Bradley had plenty to push through last season, and continues to now. He still talks to Gibson a few times a month and visits him when he goes back home to Memphis.
He played through wrist and knee injuries as a junior, and had to have surgery on his wrist during the offseason.
He was able to play through the pain, and said his adrenaline helped him block it out during games, but during workouts and weightlifting his wrist definitely bothered him.
"I couldn't do push-ups, I couldn't do pull-ups, I couldn't do bench press -- none of that," Bradley said. "Now that I've had the surgery I got it back to 100 percent and I should be even better this year."
Even with the injuries he averaged 19.0 points and 6.3 rebounds per game en route to being a second-team All-OVC selection.
While those ailments no longer bother him, he's been sidelined for a couple of weeks.
He missed the Redhawks' two exhibition games this season with a severe thigh bruise, and Nutt is hopeful he'll be back in time for Southeast's season opener against Loyola-Marymont on Friday, but said there's no guarantee.
"He's had some injuries over the last couple of years that have kind of slowed him down a little bit, but he's getting better and better," Nutt said, "and I really think before this last injury here he was playing his best basketball."
Bradley said he didn't try to stand out when he arrived at Southeast for his junior season, and didn't consider himself a leader of last year's squad because that role already belonged to his cousin Tyler Stone.
With Stone graduating and moving on to play professionally overseas, Bradley feels like now is the time for him to step up to lead the Redhawks' charge for an Ohio Valley Conference title.
"Actually it was kind of like T-Stone's team, and I didn't want to come in and make it seem like I was going to come in and take over the team," Bradley said. "I was just playing, trying to kind of blend in, fit in."
If Bradley's standout junior season counted as blending in, then what is he capable of this season?
He made a team-high 75 3-pointers last season and was a 77.6 percent free-throw shooter. He was held to single-digit scoring just five times and scored 30 or more points twice to help the Redhawks to an 18-14 record and the quarterfinals of the OVC tournament.
"He's one of those silent assassins where when you get him on the court you probably can put 20 in the books," Rosser said. "He's probably going to get 20 regardless of what the case may be. He's laid back, and just a total team guy. A lot of times you get a lot of those junior college guys and guys who were highly recruited out of high school come into a situation like ours and just completely, if I can say it, be a punk, and just kind of like, 'I'm the man. I can do what I want to do.' He's totally the opposite."

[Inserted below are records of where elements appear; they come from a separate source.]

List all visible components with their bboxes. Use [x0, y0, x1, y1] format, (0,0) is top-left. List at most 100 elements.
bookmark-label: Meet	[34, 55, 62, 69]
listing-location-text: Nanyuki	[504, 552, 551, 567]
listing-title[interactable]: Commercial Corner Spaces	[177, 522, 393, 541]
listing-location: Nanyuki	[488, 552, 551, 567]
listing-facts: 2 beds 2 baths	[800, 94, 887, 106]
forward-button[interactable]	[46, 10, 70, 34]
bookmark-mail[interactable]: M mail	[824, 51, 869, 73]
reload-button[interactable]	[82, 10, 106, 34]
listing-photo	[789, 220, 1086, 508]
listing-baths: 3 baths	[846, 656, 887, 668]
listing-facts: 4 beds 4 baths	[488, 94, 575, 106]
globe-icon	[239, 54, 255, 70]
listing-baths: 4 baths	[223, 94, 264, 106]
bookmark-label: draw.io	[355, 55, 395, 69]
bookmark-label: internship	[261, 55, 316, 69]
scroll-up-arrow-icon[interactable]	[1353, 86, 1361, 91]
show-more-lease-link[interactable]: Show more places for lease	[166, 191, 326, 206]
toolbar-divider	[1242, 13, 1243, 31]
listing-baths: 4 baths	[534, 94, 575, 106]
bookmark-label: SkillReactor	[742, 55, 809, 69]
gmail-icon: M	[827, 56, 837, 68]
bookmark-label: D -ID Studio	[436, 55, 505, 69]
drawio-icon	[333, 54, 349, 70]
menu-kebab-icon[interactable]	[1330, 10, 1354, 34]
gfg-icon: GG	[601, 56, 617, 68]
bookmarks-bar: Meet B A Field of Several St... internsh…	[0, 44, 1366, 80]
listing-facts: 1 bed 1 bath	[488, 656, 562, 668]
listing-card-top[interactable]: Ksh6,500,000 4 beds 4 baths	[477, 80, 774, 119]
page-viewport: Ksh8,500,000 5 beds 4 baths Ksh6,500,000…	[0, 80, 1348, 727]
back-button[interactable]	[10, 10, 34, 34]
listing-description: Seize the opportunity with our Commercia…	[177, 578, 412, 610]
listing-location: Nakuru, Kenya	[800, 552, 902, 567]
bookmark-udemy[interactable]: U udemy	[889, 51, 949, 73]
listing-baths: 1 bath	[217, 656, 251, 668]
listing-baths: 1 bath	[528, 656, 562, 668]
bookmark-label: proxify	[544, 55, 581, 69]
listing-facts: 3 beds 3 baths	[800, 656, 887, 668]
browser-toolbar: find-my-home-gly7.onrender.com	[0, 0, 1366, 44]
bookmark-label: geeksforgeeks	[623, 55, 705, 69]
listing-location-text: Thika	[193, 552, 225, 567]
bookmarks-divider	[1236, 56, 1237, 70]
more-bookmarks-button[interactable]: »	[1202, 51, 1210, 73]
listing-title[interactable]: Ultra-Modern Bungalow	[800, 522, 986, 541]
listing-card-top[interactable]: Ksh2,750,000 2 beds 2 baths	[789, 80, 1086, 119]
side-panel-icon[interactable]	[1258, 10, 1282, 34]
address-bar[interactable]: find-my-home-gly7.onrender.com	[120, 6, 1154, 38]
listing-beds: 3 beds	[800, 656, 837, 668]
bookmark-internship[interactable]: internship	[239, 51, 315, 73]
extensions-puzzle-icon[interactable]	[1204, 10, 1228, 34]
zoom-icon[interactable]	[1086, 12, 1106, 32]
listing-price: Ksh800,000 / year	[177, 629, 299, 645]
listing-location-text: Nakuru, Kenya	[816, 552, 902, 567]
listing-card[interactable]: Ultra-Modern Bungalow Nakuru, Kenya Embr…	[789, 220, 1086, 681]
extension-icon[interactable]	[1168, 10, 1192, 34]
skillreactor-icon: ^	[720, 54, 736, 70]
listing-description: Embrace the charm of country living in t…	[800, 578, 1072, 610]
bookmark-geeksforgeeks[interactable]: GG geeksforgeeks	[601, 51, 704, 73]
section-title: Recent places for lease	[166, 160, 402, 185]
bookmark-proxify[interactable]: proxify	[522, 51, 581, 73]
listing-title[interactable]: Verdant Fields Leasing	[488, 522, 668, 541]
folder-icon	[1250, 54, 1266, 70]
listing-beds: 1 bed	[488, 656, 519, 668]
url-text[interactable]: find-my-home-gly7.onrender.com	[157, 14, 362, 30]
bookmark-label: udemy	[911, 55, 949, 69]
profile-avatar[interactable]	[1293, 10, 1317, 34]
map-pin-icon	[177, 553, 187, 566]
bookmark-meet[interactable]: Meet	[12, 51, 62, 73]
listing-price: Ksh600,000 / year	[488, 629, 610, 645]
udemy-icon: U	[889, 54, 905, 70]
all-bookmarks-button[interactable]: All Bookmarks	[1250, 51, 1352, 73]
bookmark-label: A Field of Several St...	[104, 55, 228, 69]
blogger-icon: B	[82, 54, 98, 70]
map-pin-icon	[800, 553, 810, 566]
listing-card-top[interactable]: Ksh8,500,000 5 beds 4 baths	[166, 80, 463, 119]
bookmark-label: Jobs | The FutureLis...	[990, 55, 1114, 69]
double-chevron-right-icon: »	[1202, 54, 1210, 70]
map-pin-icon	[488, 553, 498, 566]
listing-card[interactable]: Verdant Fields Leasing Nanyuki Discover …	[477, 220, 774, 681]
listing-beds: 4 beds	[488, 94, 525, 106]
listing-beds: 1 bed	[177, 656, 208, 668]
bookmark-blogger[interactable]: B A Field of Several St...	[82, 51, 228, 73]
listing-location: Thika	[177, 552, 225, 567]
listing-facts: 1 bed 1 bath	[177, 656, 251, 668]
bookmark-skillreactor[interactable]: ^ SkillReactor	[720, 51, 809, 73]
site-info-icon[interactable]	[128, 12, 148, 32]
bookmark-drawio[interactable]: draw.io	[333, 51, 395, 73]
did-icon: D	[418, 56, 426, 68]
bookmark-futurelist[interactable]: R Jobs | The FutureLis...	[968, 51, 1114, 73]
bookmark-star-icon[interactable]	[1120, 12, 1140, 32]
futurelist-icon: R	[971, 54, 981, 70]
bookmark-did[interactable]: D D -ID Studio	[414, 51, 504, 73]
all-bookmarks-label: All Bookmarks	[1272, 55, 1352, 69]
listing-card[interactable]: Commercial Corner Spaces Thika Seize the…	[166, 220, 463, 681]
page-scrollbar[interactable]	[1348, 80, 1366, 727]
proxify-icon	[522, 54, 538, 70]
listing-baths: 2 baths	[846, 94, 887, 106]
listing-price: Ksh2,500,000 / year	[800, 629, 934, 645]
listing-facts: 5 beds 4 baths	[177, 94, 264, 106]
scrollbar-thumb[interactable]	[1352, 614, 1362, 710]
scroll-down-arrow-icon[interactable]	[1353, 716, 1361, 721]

Bradley admittedly is not a vocal leader, but rather leads by his play on the court.
At practice Monday, Nutt said to another player, "Pay attention to how JB gets open -- that's NBA getting open."
The NBA, or any professional career, is what Bradley has his sights set on after he graduates with his degree in general studies in May.
"He just wants to be the best he can be, and he certainly came from a very tough background," Nutt said. "And man, he's had to prove himself all his life."
Nutt called Bradley "brutally shy," and in the year that Bradley's played for him hasn't seen any other side of him.
"They say that around his teammates he won't shut up," Nutt said with a laugh. "I have not yet seen that. It's just 'Yes, sir,' 'No, sir,' to me. I can barely get a word out of him."
"Jarekious is a special, special player," Nutt said. "But not only that, he's an outstanding person. I think Jarekious is probably one of the best players I've ever coached."